The group prepared to spend a bad night, watched from the door by two Bantu guards armed with machetes. The soldier left. As soon as they tried to get comfortable on the ground, using their packs as pillows, the cockroaches returned and crawled all over them. They resigned themselves to little feet probing into their ears, scrabbling across their eyelids, and poking beneath their clothing. Angie and Nadia tied kerchiefs around their heads to prevent the insects from nesting in their long hair.
“You don’t find snakes where there are cockroaches,” said Nadia.
The idea had just occurred to her, but it had the desired result: Joel, who up to that moment had been a bundle of nerves, calmed down as if by magic, happy to have the cockroaches as bedfellows.

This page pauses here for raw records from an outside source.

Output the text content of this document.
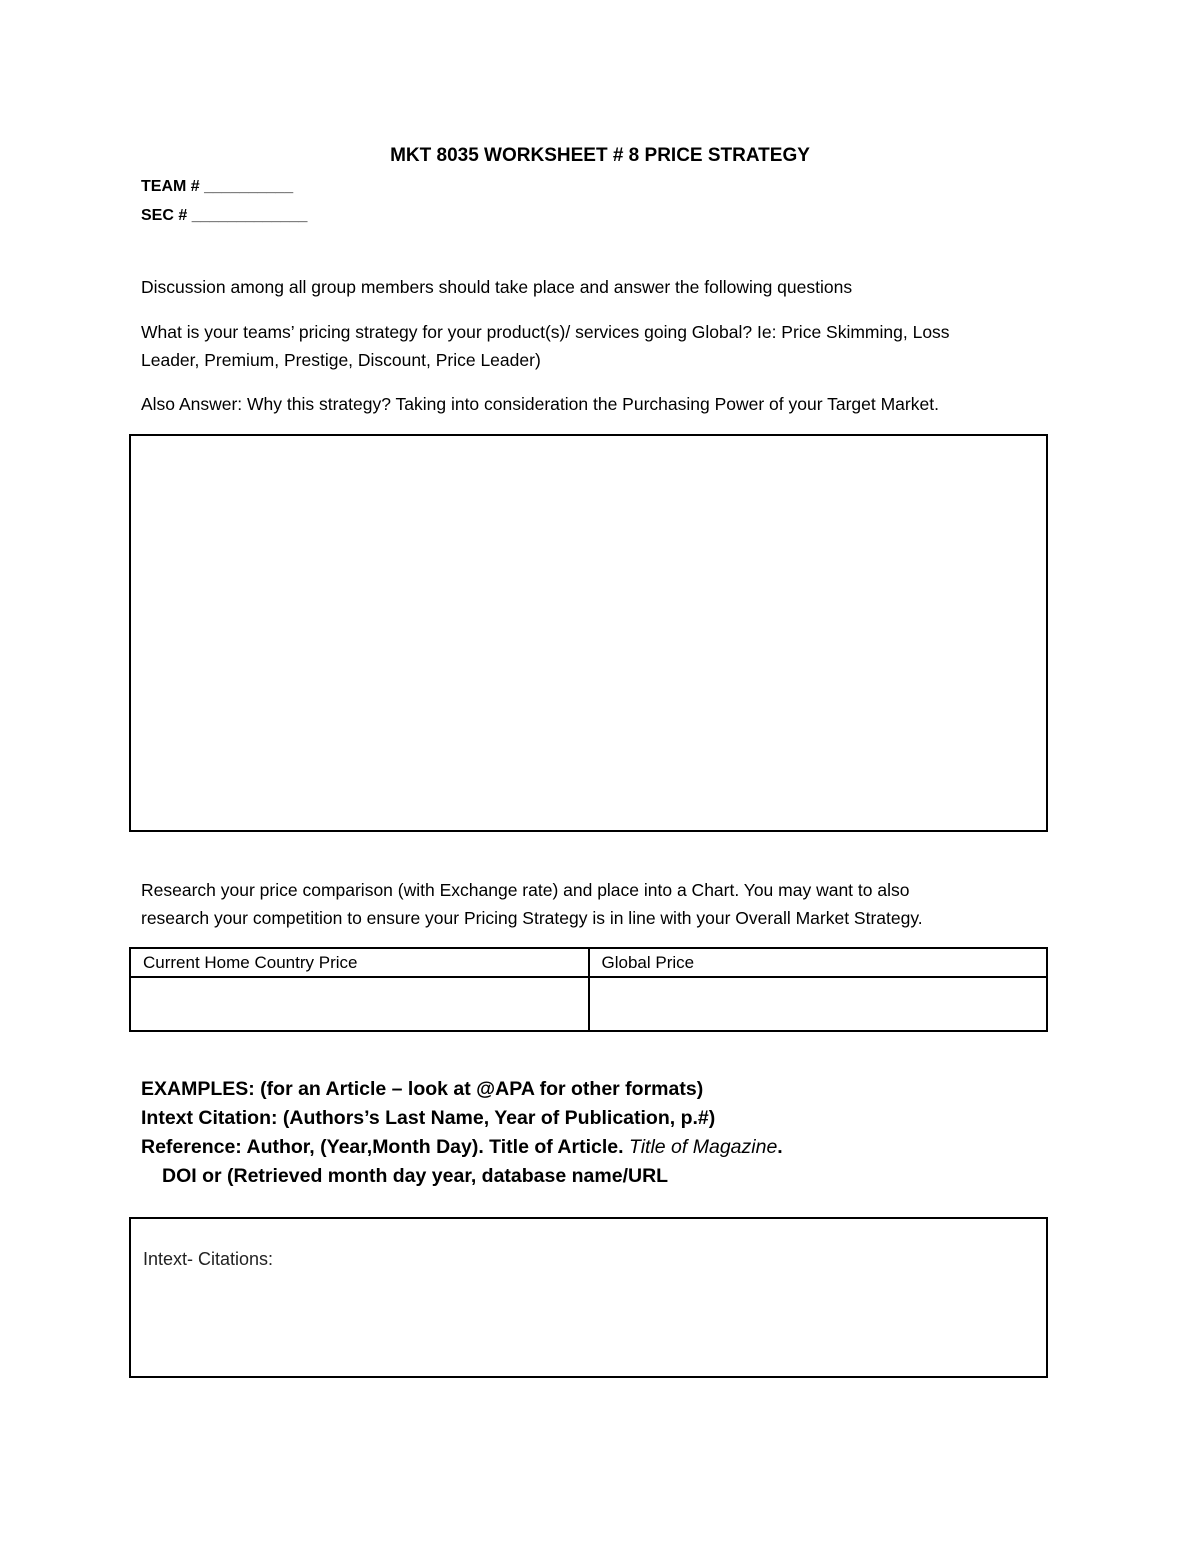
MKT 8035 WORKSHEET # 8 PRICE STRATEGY
TEAM # __________
SEC # _____________
Discussion among all group members should take place and answer the following questions
What is your teams’ pricing strategy for your product(s)/ services going Global? Ie: Price Skimming, Loss
Leader, Premium, Prestige, Discount, Price Leader)
Also Answer: Why this strategy? Taking into consideration the Purchasing Power of your Target Market.
Research your price comparison (with Exchange rate) and place into a Chart. You may want to also
research your competition to ensure your Pricing Strategy is in line with your Overall Market Strategy.
Current Home Country Price	Global Price

EXAMPLES: (for an Article – look at @APA for other formats)
Intext Citation: (Authors’s Last Name, Year of Publication, p.#)
Reference: Author, (Year,Month Day). Title of Article. Title of Magazine.
DOI or (Retrieved month day year, database name/URL
Intext- Citations:
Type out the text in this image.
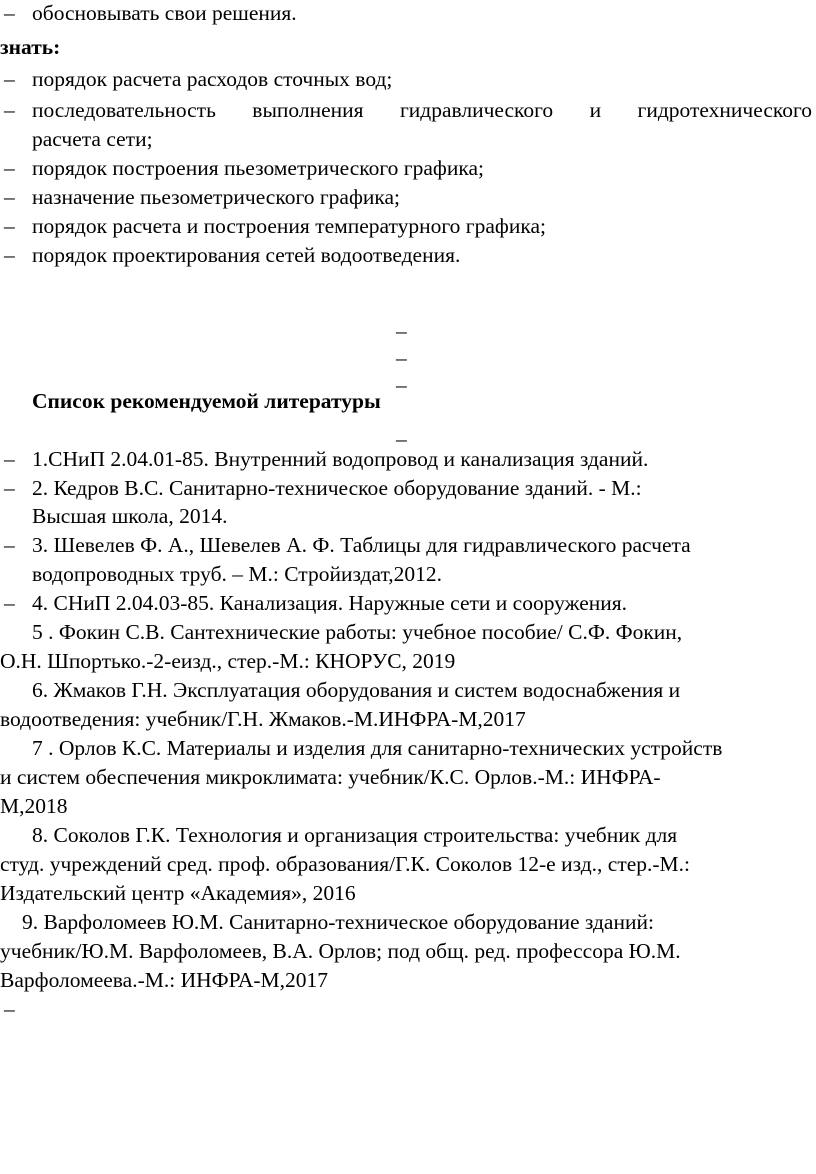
– обосновывать свои решения.
знать:
– порядок расчета расходов сточных вод;
– последовательность выполнения гидравлического и гидротехнического
расчета сети;
– порядок построения пьезометрического графика;
– назначение пьезометрического графика;
– порядок расчета и построения температурного графика;
– порядок проектирования сетей водоотведения.
–
–
–
Список рекомендуемой литературы
–
– 1.СНиП 2.04.01-85. Внутренний водопровод и канализация зданий.
– 2. Кедров В.С. Санитарно-техническое оборудование зданий. - М.:
Высшая школа, 2014.
– 3. Шевелев Ф. А., Шевелев А. Ф. Таблицы для гидравлического расчета
водопроводных труб. – М.: Стройиздат,2012.
– 4. СНиП 2.04.03-85. Канализация. Наружные сети и сооружения.
5 . Фокин С.В. Сантехнические работы: учебное пособие/ С.Ф. Фокин,
О.Н. Шпортько.-2-еизд., стер.-М.: КНОРУС, 2019
6. Жмаков Г.Н. Эксплуатация оборудования и систем водоснабжения и
водоотведения: учебник/Г.Н. Жмаков.-М.ИНФРА-М,2017
7 . Орлов К.С. Материалы и изделия для санитарно-технических устройств
и систем обеспечения микроклимата: учебник/К.С. Орлов.-М.: ИНФРА-
М,2018
8. Соколов Г.К. Технология и организация строительства: учебник для
студ. учреждений сред. проф. образования/Г.К. Соколов 12-е изд., стер.-М.:
Издательский центр «Академия», 2016
9. Варфоломеев Ю.М. Санитарно-техническое оборудование зданий:
учебник/Ю.М. Варфоломеев, В.А. Орлов; под общ. ред. профессора Ю.М.
Варфоломеева.-М.: ИНФРА-М,2017
–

During the night, when her companions finally surrendered to sleep, Nadia decided she had to do something. The others were so fatigued that they were able to rest at least for a few hours—despite the rats, the cockroaches, and the menacing proximity of Kosongo’s men. Nadia, however, was too upset by the spectacle of the Pygmies to be able to sleep, and so she decided to find out what was going on in those pens the women had returned to after their dance. She took off her boots and picked up a flashlight. The two guards sitting outside with machetes across their knees would be no obstacle, for she had spent three years practicing the art of invisibility learned from Indians in the Amazon. The body-painted People of the Mist silently disappeared by blending into the surrounding nature, moving with a lightness and a mental concentration so profound that it could be sustained for a brief period only. That “invisibility” had helped Nadia out of trouble on more than one occasion, which was why she practiced so often. She went in and out of her classes unnoticed by other students or the teachers, and later no one remembered whether she had been in school that day. She rode the crowded subways in New York without being seen, and to test it she would stand a few inches from a fellow passenger and stare straight into his eyes, without getting a reaction. Kate, with whom Nadia lived, was the main victim of this tenacious training; she was never sure whether the girl was there or whether she had dreamed her.